The Israelites responded favorably to Joshua’s challenge.

Joshua 24:24  And the people said to Joshua, “The Lord our God we will serve, and His voice we will obey!”
Joshua 24:25  So Joshua made a covenant with the people that day, and made for them a statute and an ordinance in Shechem.
Joshua 24:26  Then Joshua wrote these words in the Book of the Law of God. And he took a large stone, and set it up there under the oak that was by the sanctuary of the Lord.
Joshua 24:27  And Joshua said to all the people, “Behold, this stone shall be a witness to us, for it has heard all the words of the Lord which He spoke to us. It shall therefore be a witness to you, lest you deny your God.”
Joshua 24:28  So Joshua let the people depart, each to his own inheritance.

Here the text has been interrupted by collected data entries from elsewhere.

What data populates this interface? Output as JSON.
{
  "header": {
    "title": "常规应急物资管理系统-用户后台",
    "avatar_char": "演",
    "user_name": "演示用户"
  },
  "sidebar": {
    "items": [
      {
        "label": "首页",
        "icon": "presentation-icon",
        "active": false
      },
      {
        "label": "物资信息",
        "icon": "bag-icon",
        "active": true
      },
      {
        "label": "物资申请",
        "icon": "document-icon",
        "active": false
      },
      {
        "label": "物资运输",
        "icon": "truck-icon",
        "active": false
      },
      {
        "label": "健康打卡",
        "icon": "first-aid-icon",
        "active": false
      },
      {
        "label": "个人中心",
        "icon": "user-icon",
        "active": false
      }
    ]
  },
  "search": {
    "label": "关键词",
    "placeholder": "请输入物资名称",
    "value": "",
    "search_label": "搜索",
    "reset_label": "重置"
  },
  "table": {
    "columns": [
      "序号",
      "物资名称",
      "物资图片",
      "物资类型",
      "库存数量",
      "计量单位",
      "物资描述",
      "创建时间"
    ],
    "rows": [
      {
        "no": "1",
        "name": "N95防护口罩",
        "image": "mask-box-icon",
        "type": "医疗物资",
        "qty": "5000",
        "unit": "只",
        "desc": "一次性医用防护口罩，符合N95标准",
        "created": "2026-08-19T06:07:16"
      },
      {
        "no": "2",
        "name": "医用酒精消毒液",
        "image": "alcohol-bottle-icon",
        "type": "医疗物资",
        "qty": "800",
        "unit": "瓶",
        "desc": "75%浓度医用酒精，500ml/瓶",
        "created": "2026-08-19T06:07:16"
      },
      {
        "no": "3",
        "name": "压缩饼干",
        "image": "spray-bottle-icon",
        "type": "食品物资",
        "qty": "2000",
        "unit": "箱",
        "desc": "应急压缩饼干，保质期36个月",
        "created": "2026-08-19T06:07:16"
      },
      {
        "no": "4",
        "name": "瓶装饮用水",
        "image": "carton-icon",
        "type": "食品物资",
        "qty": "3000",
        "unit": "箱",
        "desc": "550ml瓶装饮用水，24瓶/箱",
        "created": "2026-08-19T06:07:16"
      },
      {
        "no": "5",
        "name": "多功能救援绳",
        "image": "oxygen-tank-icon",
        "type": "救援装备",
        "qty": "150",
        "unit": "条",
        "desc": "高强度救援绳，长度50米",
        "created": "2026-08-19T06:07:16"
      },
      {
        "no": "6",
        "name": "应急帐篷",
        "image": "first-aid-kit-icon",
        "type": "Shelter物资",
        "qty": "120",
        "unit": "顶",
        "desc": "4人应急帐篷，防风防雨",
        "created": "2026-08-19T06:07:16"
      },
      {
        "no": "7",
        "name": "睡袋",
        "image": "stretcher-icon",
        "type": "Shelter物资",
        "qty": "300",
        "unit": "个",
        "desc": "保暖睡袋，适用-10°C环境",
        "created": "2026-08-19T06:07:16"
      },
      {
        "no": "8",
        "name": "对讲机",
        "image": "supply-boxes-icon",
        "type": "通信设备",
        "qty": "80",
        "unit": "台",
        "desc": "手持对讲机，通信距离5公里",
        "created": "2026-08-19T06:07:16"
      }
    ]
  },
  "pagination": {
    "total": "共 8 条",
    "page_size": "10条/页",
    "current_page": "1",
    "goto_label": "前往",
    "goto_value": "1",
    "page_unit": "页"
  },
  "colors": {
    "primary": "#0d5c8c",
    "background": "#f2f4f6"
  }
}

In passing I’d like to say that archaeologists have discovered Shechem and  have even found a large limestone pillar they believe may have been the “stone” Joshua wrote upon.

The Israelites made a verbal commitment to turn from idols and return to God.  Then Joshua noted it and recorded it.

Did they go home, bring out their idols and destroy them?  I’d like to think that some did.  “Love believes all things.”

Before we “depart, each to our own inheritance” we ought to take a moment to make a commitment to the Lord.

Think of yourself in relation to the the three behaviors Jesus noted that were the lifestyle of His followers: praying, giving, and fasting.

With regard to praying, in addition to your personal prayer life we want to encourage you to join us in 2011 as we pray.  Next Wednesday we’ll begin Even One, a week dedicated to prayer.  Most Saturday nights we keep First Watch at 6pm.  Every Sunday morning the Prayer Room is open upstairs before the morning services.  In addition to praying we have the communion elements set-up there.  Scattered all around campus are Prayer Cards.  Fill them out; turn them in.  Most Wednesday’s at IGNITE! we have a time set aside for corporate prayer.  Send us requests and updates to [email protected].

With regard to giving, I’d ask that you review how much you give to the work of the Lord.  There’s a lot of teaching, a lot of instruction and direction, in the Bible about giving.   Let me summarize a few principles you find in Scripture.

Every believer is called upon by Jesus to give to His work.  That should come as no surprise, really.
Giving means your money.  Serving is an act of love and obedience but no where in the Bible does it say we can substitute serving for giving.  They are two separate delights.
Giving is to be regular and systematic.  It can be weekly, in the offering or the offering box.  It can be monthly, or quarterly, if that’s how your finances work.  It can be mailed in or given online.  But do it regularly and systematically.
New Testament giving is described as being sacrificial.  It should cost you something.
Giving is to be done cheerfully, not grudgingly.  God loves a cheerful giver.
The portion you give is left up to you.  The New Testament sets no limit, like 10%, on your giving.  You’re free to give as God leads.  But His leading will not be less than what the Old Testament saints gave.  Here’s why.  We’re not under the law, but rather motivated by love.  We are to give because of love and not because of fear of breaking the law.  Having said that, it makes no sense that we would give less because of love than we would under the law.

With regard to fasting, I want to reemphasize that we want to fast as a congregation on the last day of each month.  Once a month.  You can do it more if you’d like, but let’s think about doing it once a month.  Be sure you’re healthy and take liquids during your fast if you participate.

(Again, I’d recommend you get the transcripts from our PG&F series or watch the videos).

Let’s take a few minutes as we close to reflect on what we’ve heard and to let the Lord speak to our hearts.  This is a quiet time, a personal time – not a time of open, corporate prayer.

If after you’ve prayed you feel a need to come forward and physically memorialize a decision, then there will be men up front you can pray with.

In the private of your heart, before the Lord, ask the Lord to show you if you’ve been looking back – either at the world or at your own spiritual resume.  If you have, repent of it.

Then let the Lord know that you WILL SERVE Him, in the present tense and looking ahead to 2011 and until He comes for you or for us.